Poll: how Greeks feel about the revolution of 1821

The revolution of 1821 is a common landmark that unites all Greeks, regardless of worldview, political position, level of education and age, according to a report from a nationwide poll KEFIM.

Rthe revolution of 1821 became a common point of reference for all Greeks, these are the conclusions of the third and last nationwide survey ΚΕΦίΜ“How the Greeks See the Revolution of 1821”.

The first part of the survey, designed to identify and record the perception of the revolution in modern Greek society as a whole, as well as in the individual groups that make it up, was conducted in 2019, the second in 2020, and the third in November and December 2021.

When comparing recent data with previous years, there are small but noticeable differences in how public opinion perceives the faces and events of those years, as well as in the knowledge that it has about the historical events of that time. The main, as mentioned above, the conclusion of the study, conducted on behalf of ΚΕΦίΜ by MARC, is that the revolution of 1821 is a common starting point that unites all Greeks, regardless of worldview and political position.

Common Answers:

The national character of the revolution (91.2%).

Confession Kolokotronis, Karaiskakis And Bubulins the most important heroes.

The positive contribution of the Filiki Eteria Society ( Φιλικής Εταιρείας ) (90%), phylhellenes (Φιλελλήνων) (84.4%) and island politicians (83.8%) in the outcome of the revolution.

On the contrary, public opinion remained divided as to the role of the great powers at the end of the Greek Revolution.

38.9% of Greeks believe that Russia has made the most positive contribution*, followed by France (20.7%) and the UK (19.7%).

In relation to the 2019 survey, Russia and Austria show a trend towards decreasewhile the UK and France to growth. Four out of ten citizens agree on the positive role of foreign loans, and three out of ten – on the negative one. Also, 58% consider the military successes of the revolutionaries to be the decisive reason for the positive outcome of the revolution, and 34% – the intervention of the great powers.

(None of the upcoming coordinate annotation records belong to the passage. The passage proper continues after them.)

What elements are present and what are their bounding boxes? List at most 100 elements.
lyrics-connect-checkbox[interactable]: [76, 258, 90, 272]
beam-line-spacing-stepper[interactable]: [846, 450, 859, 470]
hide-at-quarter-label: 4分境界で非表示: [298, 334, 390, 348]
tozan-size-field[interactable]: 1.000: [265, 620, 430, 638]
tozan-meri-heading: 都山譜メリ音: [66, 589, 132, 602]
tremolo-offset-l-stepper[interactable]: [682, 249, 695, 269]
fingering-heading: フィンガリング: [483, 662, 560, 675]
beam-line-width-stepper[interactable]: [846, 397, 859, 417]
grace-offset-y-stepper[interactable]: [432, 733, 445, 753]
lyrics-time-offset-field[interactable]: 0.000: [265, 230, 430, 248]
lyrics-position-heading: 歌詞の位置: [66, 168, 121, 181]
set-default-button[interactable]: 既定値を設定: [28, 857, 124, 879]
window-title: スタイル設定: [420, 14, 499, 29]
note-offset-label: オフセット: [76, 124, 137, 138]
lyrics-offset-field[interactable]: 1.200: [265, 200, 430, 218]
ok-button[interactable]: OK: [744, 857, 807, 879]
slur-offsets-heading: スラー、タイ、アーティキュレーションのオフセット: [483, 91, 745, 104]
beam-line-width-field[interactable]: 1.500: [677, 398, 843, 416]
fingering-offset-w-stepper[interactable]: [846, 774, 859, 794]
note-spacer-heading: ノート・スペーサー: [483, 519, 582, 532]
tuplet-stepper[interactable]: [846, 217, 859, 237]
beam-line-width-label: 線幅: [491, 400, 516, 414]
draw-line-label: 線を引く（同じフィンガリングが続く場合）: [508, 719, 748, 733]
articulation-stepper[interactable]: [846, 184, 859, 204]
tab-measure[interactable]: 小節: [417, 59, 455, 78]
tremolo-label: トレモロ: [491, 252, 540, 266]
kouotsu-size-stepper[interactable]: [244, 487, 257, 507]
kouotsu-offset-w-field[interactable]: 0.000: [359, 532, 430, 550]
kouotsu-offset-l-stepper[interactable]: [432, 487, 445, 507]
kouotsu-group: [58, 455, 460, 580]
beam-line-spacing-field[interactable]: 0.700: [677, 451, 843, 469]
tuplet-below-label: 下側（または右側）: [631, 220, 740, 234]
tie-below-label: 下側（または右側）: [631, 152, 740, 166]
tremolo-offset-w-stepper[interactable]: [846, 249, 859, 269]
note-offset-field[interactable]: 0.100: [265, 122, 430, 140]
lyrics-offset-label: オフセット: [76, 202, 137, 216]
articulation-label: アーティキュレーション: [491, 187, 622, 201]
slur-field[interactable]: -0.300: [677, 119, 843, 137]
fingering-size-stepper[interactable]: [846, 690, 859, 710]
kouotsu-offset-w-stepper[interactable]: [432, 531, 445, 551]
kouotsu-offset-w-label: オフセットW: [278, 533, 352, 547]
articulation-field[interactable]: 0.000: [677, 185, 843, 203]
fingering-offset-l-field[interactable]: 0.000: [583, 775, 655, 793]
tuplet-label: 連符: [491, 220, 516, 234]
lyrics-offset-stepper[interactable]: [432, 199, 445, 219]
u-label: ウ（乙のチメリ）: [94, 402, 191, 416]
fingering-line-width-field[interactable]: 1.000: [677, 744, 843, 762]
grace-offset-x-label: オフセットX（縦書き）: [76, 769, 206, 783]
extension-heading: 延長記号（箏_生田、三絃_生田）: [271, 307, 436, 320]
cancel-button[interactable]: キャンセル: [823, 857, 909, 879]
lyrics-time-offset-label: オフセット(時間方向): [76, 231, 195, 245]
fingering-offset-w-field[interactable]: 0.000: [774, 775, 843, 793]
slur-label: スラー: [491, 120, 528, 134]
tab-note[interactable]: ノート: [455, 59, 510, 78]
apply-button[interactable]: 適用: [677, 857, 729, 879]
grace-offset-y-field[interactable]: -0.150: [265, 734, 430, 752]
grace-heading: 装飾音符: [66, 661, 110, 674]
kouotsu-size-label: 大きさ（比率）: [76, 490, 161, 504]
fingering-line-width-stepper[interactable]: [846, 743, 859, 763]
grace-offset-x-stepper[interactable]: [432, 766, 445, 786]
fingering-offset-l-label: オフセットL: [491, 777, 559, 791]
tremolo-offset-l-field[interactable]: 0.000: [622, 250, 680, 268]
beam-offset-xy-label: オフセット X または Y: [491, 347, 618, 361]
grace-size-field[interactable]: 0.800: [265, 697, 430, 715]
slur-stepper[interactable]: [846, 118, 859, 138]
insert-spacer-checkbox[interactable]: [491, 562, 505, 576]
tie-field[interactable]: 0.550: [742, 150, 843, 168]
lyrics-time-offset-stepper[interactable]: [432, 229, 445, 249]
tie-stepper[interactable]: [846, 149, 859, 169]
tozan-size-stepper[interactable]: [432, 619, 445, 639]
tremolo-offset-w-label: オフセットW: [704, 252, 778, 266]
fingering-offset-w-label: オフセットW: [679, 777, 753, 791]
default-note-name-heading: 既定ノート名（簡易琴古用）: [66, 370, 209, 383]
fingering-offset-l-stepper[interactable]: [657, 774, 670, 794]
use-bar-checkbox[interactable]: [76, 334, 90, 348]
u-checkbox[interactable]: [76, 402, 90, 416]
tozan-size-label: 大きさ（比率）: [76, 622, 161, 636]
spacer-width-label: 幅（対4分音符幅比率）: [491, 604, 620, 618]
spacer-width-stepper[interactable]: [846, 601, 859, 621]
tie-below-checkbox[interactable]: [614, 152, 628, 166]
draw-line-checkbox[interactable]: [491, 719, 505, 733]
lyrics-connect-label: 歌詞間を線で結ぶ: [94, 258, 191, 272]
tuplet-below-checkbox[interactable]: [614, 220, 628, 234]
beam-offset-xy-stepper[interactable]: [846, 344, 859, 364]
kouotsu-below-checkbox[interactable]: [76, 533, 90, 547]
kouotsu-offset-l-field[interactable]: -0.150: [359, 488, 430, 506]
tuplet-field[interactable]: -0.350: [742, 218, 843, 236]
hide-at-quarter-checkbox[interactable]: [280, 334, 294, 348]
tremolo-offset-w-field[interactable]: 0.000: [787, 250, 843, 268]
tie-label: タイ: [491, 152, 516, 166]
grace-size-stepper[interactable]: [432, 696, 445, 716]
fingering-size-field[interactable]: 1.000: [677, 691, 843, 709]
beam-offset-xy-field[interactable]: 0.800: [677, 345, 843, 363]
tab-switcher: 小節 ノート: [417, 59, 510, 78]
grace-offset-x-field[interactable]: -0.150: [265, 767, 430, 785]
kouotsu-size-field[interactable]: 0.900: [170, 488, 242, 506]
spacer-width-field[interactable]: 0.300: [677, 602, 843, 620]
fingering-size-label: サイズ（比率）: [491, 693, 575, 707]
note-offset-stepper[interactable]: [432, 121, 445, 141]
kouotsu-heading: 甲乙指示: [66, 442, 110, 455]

Of particular interest are the respondents’ answers about the liberal dimension of the revolution, as they show a significant increase compared to the first part of the survey (2019). Thus, the liberal nature of the revolution is now in second place after the national one, and 58.4% recognize it compared to 52.9% in 2019. The number of those who recognize the democratic character also increased: from 40.8% to 46.2%.

However, the results of the survey also highlight the need for more in-depth reporting on the historical events of the revolution. Significantly, public opinion is still divided over whether the revolution has begun. March 25 in the Holy Lavra or March 17 in Mani. At the same time, only one in ten believes that their fellow citizens know its history well.

Finally, half of Greeks say they read and learned more about 1821 during 2021, with TV shows (28.4%), books (18.6%) and the internet (16.9%) being the main sources of information.

*A few more years of active anti-Russian propaganda, and this percentage will fall by half.